ERA.id - Partai Demokrasi Indonesia Perjuangan (PDIP) mempertanyakan kapasitas Menteri Koordinator bidang Kemaritiman dan Investasi (Menko Marves) Luhut Binsar Pandjaitan terkait klaim big data mayoritas masyarakat menginginkan Pemilihan Umum (Pemilu) 2024 ditunda.
Sekretaris Jenderal PDIP Hasto Kristiyanto mengatakan, pernyataan Luhut berbeda dengan pernyataan Menteri Koordinasi bidang Politik, Hukum, dan Keamanan (Menko Polhukam) Mahfud MD. Dia mengatakan, seharusnya semua pembantu Presiden Joko Widodo tak memiliki pendapat berbeda dengan sang presiden menyangkut isu Pemilu 2024.
"Menurut saya, Pak Luhut harus melakukan klarifikasi, beliau berbicara dalam kapasitas apa? Karena kalau berbicara politik, hukum, dan kemananan itu kan ranah menko polhukam. Kalau berbicara politik demokrasi, tatanan pemerintah, itu mendagri," kata Hasto melalui keterangan tertulisnya, Senin (14/3/2022).
Hasto menuntut agar Luhut mempertanggungjawabkan pertanyaannya secara akademis agar tidak membelah opini masyarakat. Dia juga mengingatkan supaya setiap menteri memahami tugasnya masing-masing.
"Beliau harus mempertanggungjawabkan pernyataan itu secara akademis agar ini tidak membelah. Karena menjadi seorang pembantu presiden itu harus fokus pada tugasnya, sesuai mandat yang diberikan," kata Hasto.
"Beliau mandatnya apa dalam menyampaikan hal itu dan ini berbeda dengan pernyataan menkopolhukam," lanjutnya.
Hasto mengatakan Luhut sebaiknya melakukan refleksi, agar setiap pemimpin bertanggungjawab pada kata-kata yang disampaikan. Seharusnya politik kekuasaan itu berpihak pada rakyat dan bukan sekelompok elite, kepentingan ekonomi, dan kepentingan politik.
Dia juga menyinggung sikap Presiden Jokowi yang sudah berulang kali menyampaikan dengan tegas bahwa Pemilu 2024 diselenggarakan pada 14 Februari 2024. Sehingga, tidak boleh ada pendapat menteri yang berbeda dengan sikap presiden.
"Maka tidak boleh ada menteri yang punya pendapat yang berbeda. Presiden sudah berulang kali mengatakan sikapnya secara tegas dan pemerintah sudah sepakat pemilu tanggal 14 Februari 2024. Lalu kenapa ada pembantu presiden yang membuat wacana yang tidak menyehatkan di dalam situasi politik nasional?" kata Hasto.
Lebih lanjut, Hasto mengatakan big data seharusnya dipakai untuk persoalan yang mendesak. Yakni persoalan kerakyatan terkait, misalnya, minyak goreng langka dan kenaikan harga kebutuhan pokok.

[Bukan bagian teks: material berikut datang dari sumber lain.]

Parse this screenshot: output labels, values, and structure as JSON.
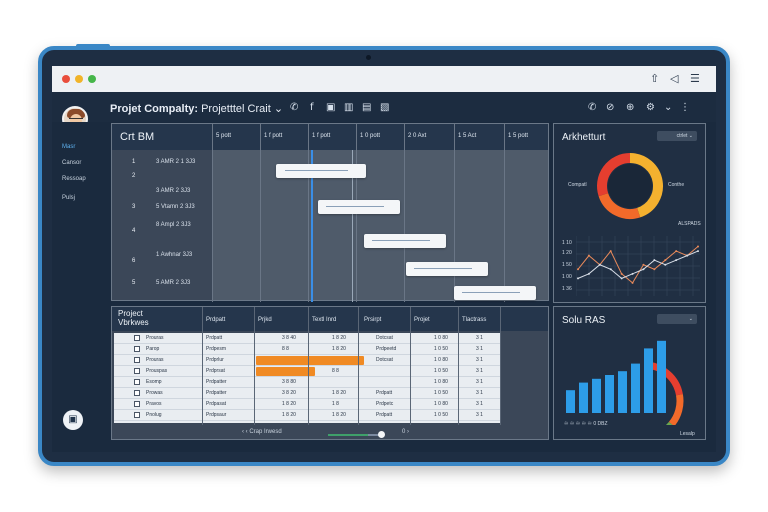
{
  "browser": {
    "chrome_dots": [
      "#e94e3c",
      "#f1b429",
      "#45b649"
    ]
  },
  "header": {
    "title_bold": "Projet Compalty:",
    "title_rest": "Projetttel Crait",
    "caret": "⌄",
    "icons": [
      "phone-icon",
      "facebook-icon",
      "document-icon",
      "chart-icon",
      "file-icon",
      "image-icon"
    ],
    "right_icons": [
      "phone-icon",
      "link-icon",
      "attachment-icon",
      "settings-icon",
      "chevron-down-icon",
      "more-icon"
    ]
  },
  "sidebar": {
    "items": [
      {
        "label": "Masr",
        "active": true
      },
      {
        "label": "Cansor",
        "active": false
      },
      {
        "label": "Ressoap",
        "active": false
      },
      {
        "label": "Pulsj",
        "active": false
      }
    ]
  },
  "gantt": {
    "title": "Crt BM",
    "columns": [
      "5 pott",
      "1 f pott",
      "1 f pott",
      "1 0 pott",
      "2 0 Axt",
      "1 5 Act",
      "1 5 pott"
    ],
    "rows": [
      {
        "num": "1",
        "task": "3 AMR 2 1 3J3"
      },
      {
        "num": "2",
        "task": "3 AMR 2 3J3"
      },
      {
        "num": "3",
        "task": "5 Vtamn 2 3J3"
      },
      {
        "num": "4",
        "task": "8 Ampl 2 3J3"
      },
      {
        "num": "6",
        "task": "1 Awhnar 3J3"
      },
      {
        "num": "5",
        "task": "5 AMR 2 3J3"
      }
    ]
  },
  "table": {
    "title_line1": "Project",
    "title_line2": "Vbrkwes",
    "columns": [
      "Prdpatt",
      "Prjkd",
      "Textl Inrd",
      "Prsirpt",
      "Projet",
      "Tlactrass"
    ],
    "rows": [
      {
        "name": "Prouras",
        "c1": "Prdpatt",
        "c2": "3 8 40",
        "c3": "1 8 20",
        "c4": "Dotcsat",
        "c5": "1 0 80",
        "c6": "3 1",
        "progress": 0
      },
      {
        "name": "Parop",
        "c1": "Prdpesm",
        "c2": "8 8",
        "c3": "1 8 20",
        "c4": "Prdpeetd",
        "c5": "1 0 50",
        "c6": "3 1",
        "progress": 0
      },
      {
        "name": "Prouras",
        "c1": "Prdprlur",
        "c2": "",
        "c3": "",
        "c4": "Dotcsat",
        "c5": "1 0 80",
        "c6": "3 1",
        "progress": 0.55
      },
      {
        "name": "Prouspas",
        "c1": "Prdprsat",
        "c2": "",
        "c3": "8 8",
        "c4": "",
        "c5": "1 0 50",
        "c6": "3 1",
        "progress": 0.3
      },
      {
        "name": "Esomp",
        "c1": "Prdpatter",
        "c2": "3 8 80",
        "c3": "",
        "c4": "",
        "c5": "1 0 80",
        "c6": "3 1",
        "progress": 0
      },
      {
        "name": "Prowas",
        "c1": "Prdpatter",
        "c2": "3 8 20",
        "c3": "1 8 20",
        "c4": "Prdpatt",
        "c5": "1 0 50",
        "c6": "3 1",
        "progress": 0
      },
      {
        "name": "Pravos",
        "c1": "Prdpasat",
        "c2": "1 8 20",
        "c3": "1 8",
        "c4": "Prdpetc",
        "c5": "1 0 80",
        "c6": "3 1",
        "progress": 0
      },
      {
        "name": "Pnolug",
        "c1": "Prdpsaur",
        "c2": "1 8 20",
        "c3": "1 8 20",
        "c4": "Prdpatt",
        "c5": "1 0 50",
        "c6": "3 1",
        "progress": 0
      }
    ],
    "footer": "‹ ‹  Crap   Irwesd",
    "footer_right": "0 ›"
  },
  "architecture": {
    "title": "Arkhetturt",
    "dropdown": "ctrlet",
    "left_label": "Compatl",
    "right_label": "Conthe",
    "bottom_label": "ALSPADS",
    "y_ticks": [
      "1 10",
      "1 20",
      "1 50",
      "1 00",
      "1 36"
    ]
  },
  "solu": {
    "title": "Solu RAS",
    "dropdown": "",
    "legend": "♾ ♾ ♾ ♾ ♾ 0 DBZ",
    "corner": "Lesalp"
  },
  "chart_data": [
    {
      "type": "pie",
      "values": [
        45,
        25,
        30
      ],
      "colors": [
        "#f4b12f",
        "#f26a2a",
        "#e53e2f"
      ]
    },
    {
      "type": "line",
      "series": [
        {
          "values": [
            5,
            8,
            6,
            9,
            4,
            2,
            6,
            5,
            7,
            9,
            8,
            10
          ]
        },
        {
          "values": [
            3,
            4,
            6,
            5,
            3,
            4,
            5,
            7,
            6,
            7,
            8,
            9
          ]
        }
      ],
      "colors": [
        "#e98a5a",
        "#d7dde6"
      ]
    },
    {
      "type": "bar",
      "values": [
        3,
        4,
        4.5,
        5,
        5.5,
        6.5,
        8.5,
        9.5
      ],
      "color": "#2d9de8"
    }
  ]
}
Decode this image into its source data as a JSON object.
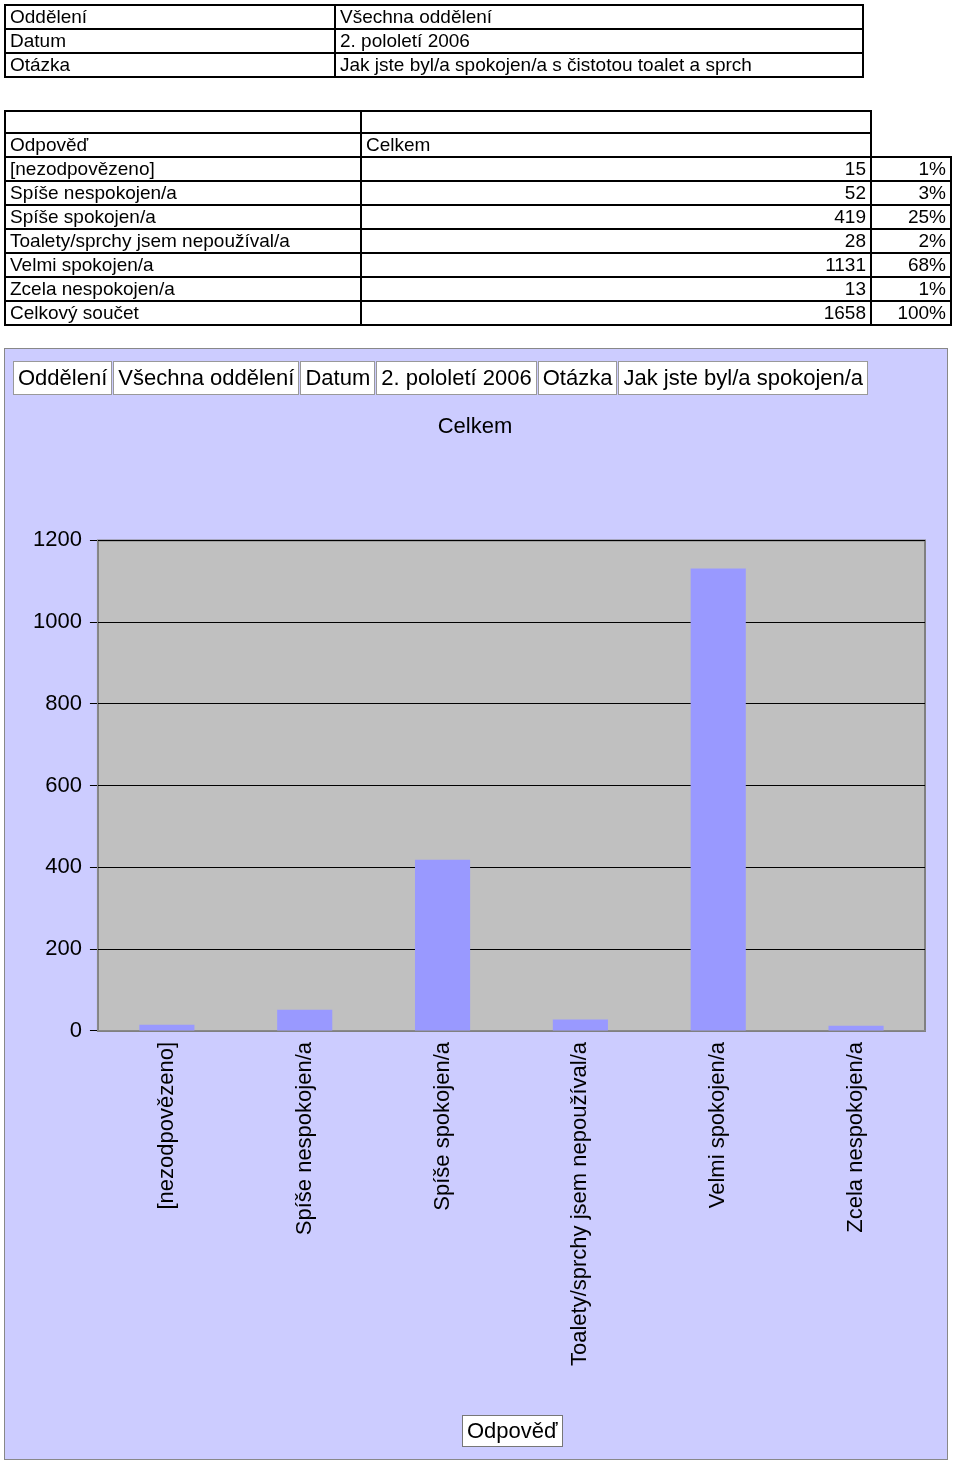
{
  "chart_data": {
    "type": "bar",
    "title": "Celkem",
    "xlabel": "Odpověď",
    "categories": [
      "[nezodpovězeno]",
      "Spíše nespokojen/a",
      "Spíše spokojen/a",
      "Toalety/sprchy jsem nepoužíval/a",
      "Velmi spokojen/a",
      "Zcela nespokojen/a"
    ],
    "values": [
      15,
      52,
      419,
      28,
      1131,
      13
    ],
    "color": "#9999ff",
    "ylim": [
      0,
      1200
    ],
    "yticks": [
      0,
      200,
      400,
      600,
      800,
      1000,
      1200
    ],
    "grid": "y",
    "legend": false,
    "annotations": [
      "Oddělení",
      "Všechna oddělení",
      "Datum",
      "2. pololetí 2006",
      "Otázka",
      "Jak jste byl/a spokojen/a s čistotou toalet a sprch",
      "Odpověď",
      "Celkem",
      "15",
      "52",
      "419",
      "28",
      "1131",
      "13",
      "1%",
      "3%",
      "25%",
      "2%",
      "68%",
      "1%",
      "Celkový součet",
      "1658",
      "100%",
      "Oddělení",
      "Všechna oddělení",
      "Datum",
      "2. pololetí 2006",
      "Otázka",
      "Jak jste byl/a spokojen/a"
    ]
  }
}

Atas dasar hal itu Hasto mengajak agar semua berdisiplin dalam berbicara dan bergerak tunggal, yakni membantu rakyat, dan hal itulah jalan legacy bagi kepemimpinan Pak Jokowi yang terus bekerja keras bagi negeri.
"Tugas PDI Perjuangan sebagai parpol pengusung pemerintah adalah membangun energi bersama untuk segera bangkit menjadi pemimpin di kawasan Asia dan dunia ini dalam mengatasi pandemi. Pak Jokowi sudah menunjukkan banyak prestasi dan juga direction yang sangat tepat untuk dilakukan oleh seluruh jajaran kabinetnya," ucapnya.
Sebelumnya, Menko Marves Luhut Binsar Pandjaitan mengklaim berdasarkan big data yang berisi percakapan 110 juta orang di media sosial mendukung penundaan Pemilu 2024. Dia juga mengklaim mereka yang mendukung merupakan pemilih dari Partai Demokrat, Partai Gerindra, dan PDIP sementara ketiga partai tersebut tegas menolak wacana penundaan pemilu.
Selain big data, Luhut juga menyinggung besaran anggaran pemilu senilai Rp110 miliar. Menurutnya, banyak rakyat yang tak mau jika uang tersebut dipakai untuk menyelenggarakan pemilu serentak.
"Nah, itu yang rakyat ngomong. Nah, ini kan ceruk ini atau orang-orang ini ada di Partai Demokrat, ada di Partai Gerindra, ada yang di PDIP, ada yang di PKB, ada yang di Golkar," kata Luhut, Jumat (11/3).